Ma ormai si era aperta una nuova rotta verso l’Europa del Nord: Francia, Germania e Belgio le mete più gettonate.Eppure nemmeno qui i nostri connazionali furono accolti a braccia aperte, anche perché il 50% partiva come clandestino, senza lavoro. Sfidando leggi e pregiudizi e assediando frontiere nell’irriducibile speranza di garantirsi una vita migliore.
Chi emigrava?
Bellissima la menzione che ci ricorda l’emigrazione di intere famiglie dal Veneto e dal Meridione verso molti paesi, in primis il Brasile, incentivata da programmi di colonizzazione.
Questi dettagli possono ampliare notevolmente la nostra precedente analisi su chi emigrava e perchè e sulle “Rondinelle”, evidenziando ulteriori dinamiche migratorie.
A partire non erano solo braccianti. Gli strati più poveri della popolazione in realtà non avevano di che pagarsi il viaggio, per questo tra gli emigranti prevalevano i piccoli proprietari terrieri che con le loro rimesse compravano casa o terreno in patria.
Le condizioni di viaggio e arrivo
Un punto che ci sta molto a cuore, ma che in questa prima stesura del progetto “La nostra storia altrove” non abbiamo avuto modo di approfondire.
L’articolo descrive le difficili condizioni affrontate dagli emigranti durante il viaggio, estremamente importanti per comprendere appieno a cosa andavano incontro i nostri avi.
Chi partiva dal Nord si imbarcava a Genova o Le Havre, mentre dal Sud si partiva da Napoli.
Pochi potevano permettersi il viaggio, e quasi sempre non era di lusso! I passeggeri di terza classe affrontavano viaggi di un mese con comfort minimi, come un sacco di paglia per dormire e un orinatoio ogni 100 persone.
Al loro arrivo a Ellis Island gli emigranti venivano sottoposti a rigorosi controlli sanitari e psico-attitudinali. Chi non superava i controlli veniva marchiato con una “X” e rimandato indietro.
Un viaggio estremamente duro, per poi affrontare un futuro estremamente incerto e difficile!
Molti morivano prima di vedere il Nuovo Mondo.
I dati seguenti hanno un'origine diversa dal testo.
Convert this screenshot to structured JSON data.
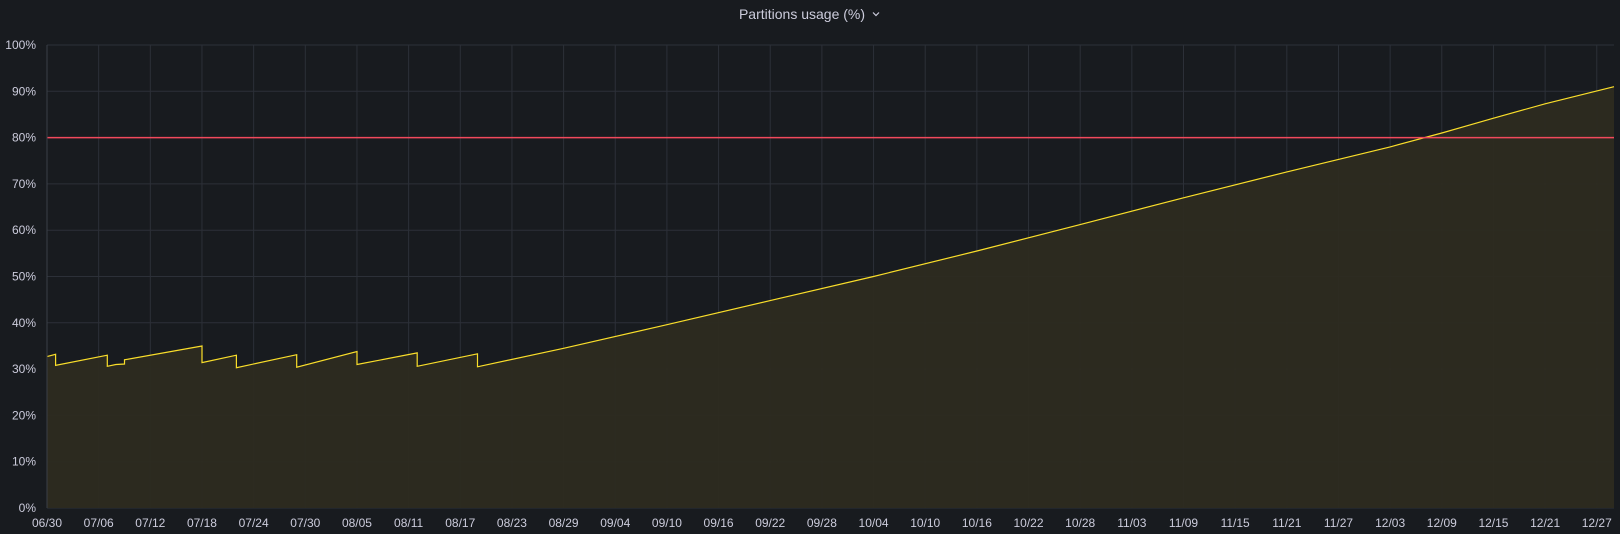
{
  "panel": {
    "title": "Partitions usage (%)",
    "menu_icon": "chevron-down-icon"
  },
  "chart_data": {
    "type": "area",
    "title": "Partitions usage (%)",
    "xlabel": "",
    "ylabel": "",
    "x_axis": {
      "kind": "date",
      "range": [
        "06/30",
        "12/29"
      ],
      "ticks": [
        "06/30",
        "07/06",
        "07/12",
        "07/18",
        "07/24",
        "07/30",
        "08/05",
        "08/11",
        "08/17",
        "08/23",
        "08/29",
        "09/04",
        "09/10",
        "09/16",
        "09/22",
        "09/28",
        "10/04",
        "10/10",
        "10/16",
        "10/22",
        "10/28",
        "11/03",
        "11/09",
        "11/15",
        "11/21",
        "11/27",
        "12/03",
        "12/09",
        "12/15",
        "12/21",
        "12/27"
      ]
    },
    "y_axis": {
      "range": [
        0,
        100
      ],
      "unit": "%",
      "ticks": [
        "0%",
        "10%",
        "20%",
        "30%",
        "40%",
        "50%",
        "60%",
        "70%",
        "80%",
        "90%",
        "100%"
      ]
    },
    "grid": true,
    "legend": "none",
    "colors": {
      "series": "#fade2a",
      "threshold": "#f2495c",
      "fill": "#2d2b20",
      "grid": "#2c3038",
      "background": "#181b1f"
    },
    "thresholds": [
      {
        "value": 80,
        "color": "#f2495c"
      }
    ],
    "series": [
      {
        "color": "#fade2a",
        "points": [
          [
            "06/30",
            32.7
          ],
          [
            "07/01",
            33.2
          ],
          [
            "07/01",
            30.8
          ],
          [
            "07/07",
            33.0
          ],
          [
            "07/07",
            30.6
          ],
          [
            "07/08",
            31.0
          ],
          [
            "07/09",
            31.1
          ],
          [
            "07/09",
            32.0
          ],
          [
            "07/18",
            35.0
          ],
          [
            "07/18",
            31.4
          ],
          [
            "07/22",
            33.0
          ],
          [
            "07/22",
            30.3
          ],
          [
            "07/29",
            33.1
          ],
          [
            "07/29",
            30.4
          ],
          [
            "08/05",
            33.8
          ],
          [
            "08/05",
            31.0
          ],
          [
            "08/12",
            33.5
          ],
          [
            "08/12",
            30.6
          ],
          [
            "08/19",
            33.3
          ],
          [
            "08/19",
            30.5
          ],
          [
            "08/29",
            34.5
          ],
          [
            "09/10",
            39.6
          ],
          [
            "09/22",
            44.8
          ],
          [
            "10/04",
            50.0
          ],
          [
            "10/16",
            55.5
          ],
          [
            "10/28",
            61.2
          ],
          [
            "11/09",
            67.0
          ],
          [
            "11/21",
            72.6
          ],
          [
            "12/03",
            78.0
          ],
          [
            "12/09",
            81.0
          ],
          [
            "12/15",
            84.2
          ],
          [
            "12/21",
            87.3
          ],
          [
            "12/29",
            91.0
          ]
        ]
      }
    ]
  }
}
Una volta arrivati, superato l’umiliante filtro dell’ufficio immigrazione di Ellis Island, iniziava la sfida per l’integrazione.
Pregiudizi e discriminazione
Focus approfondisce il tema dei pregiudizi affrontati dagli italiani all’estero, menzionando che negli Stati Uniti gli italiani erano considerati “non bianchi” e spesso associati a stereotipi negativi come “assassini, anarchici e mafiosi“.
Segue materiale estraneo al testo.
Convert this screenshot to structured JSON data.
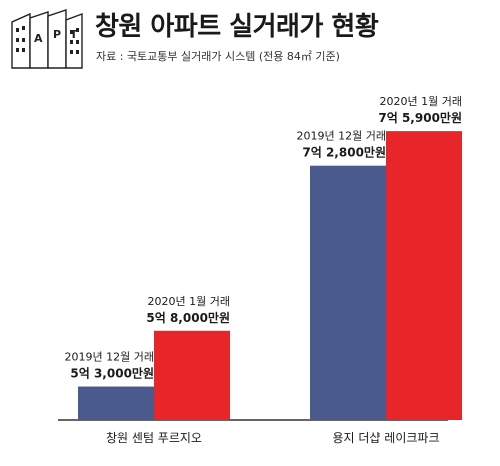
{
  "header": {
    "title": "창원 아파트 실거래가 현황",
    "source": "자료 : 국토교통부 실거래가 시스템 (전용 84㎡ 기준)",
    "logo_letters": [
      "A",
      "P",
      "T"
    ]
  },
  "colors": {
    "bar_2019": "#4a5a8c",
    "bar_2020": "#e8262a",
    "axis": "#333333"
  },
  "chart_data": {
    "type": "bar",
    "title": "창원 아파트 실거래가 현황",
    "unit": "만원",
    "categories": [
      "창원 센텀 푸르지오",
      "용지 더샵 레이크파크"
    ],
    "ylim": [
      0,
      80000
    ],
    "series": [
      {
        "key": "2019",
        "values": [
          53000,
          72800
        ],
        "date_labels": [
          "2019년 12월 거래",
          "2019년 12월 거래"
        ],
        "price_labels": [
          "5억 3,000만원",
          "7억 2,800만원"
        ]
      },
      {
        "key": "2020",
        "values": [
          58000,
          75900
        ],
        "date_labels": [
          "2020년 1월 거래",
          "2020년 1월 거래"
        ],
        "price_labels": [
          "5억 8,000만원",
          "7억 5,900만원"
        ]
      }
    ]
  }
}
Questa prospettiva ci spinge a fare riflessioni e analisi sull’impatto sociale dell’emigrazione, evidenziando le sfide di integrazione e i pregiudizi affrontati dagli emigranti italiani allora, che si rispecchiano in molte vicende attuali.
Se in Sud America conquistarsi un posto nella nuova patria fu più facile, negli Stati Uniti era una faticaccia. I nostri connazionali preferivano così ghettizzarsi nei quartieri italiani e frequentare scuole parrocchiali, rallentando così la diffusione dell’inglese nelle comunità.
Negli Stati Uniti che da poco avevano abolito la schiavitù si diceva che gli italiani non erano bianchi, “ma nemmeno palesemente negri”. In Australia, altra destinazione, erano definiti “l’invasione delle pelle oliva”. E poi ancora “una razza inferiore” o una “stirpe di assassini, anarchici e mafiosi”.
Le informazioni aggiuntive sulle dimensioni del fenomeno, le diverse aree di provenienza e le destinazioni degli emigranti, le condizioni di viaggio e le discriminazioni da loro subite offrono una comprensione più completa e sfaccettata dell’esperienza migratoria italiana. Questo confronto critico evidenzia l’importanza di considerare molteplici prospettive e fonti per una narrazione storica accurata e completa… che speriamo di potervi offrire in queste pagine quanto prima!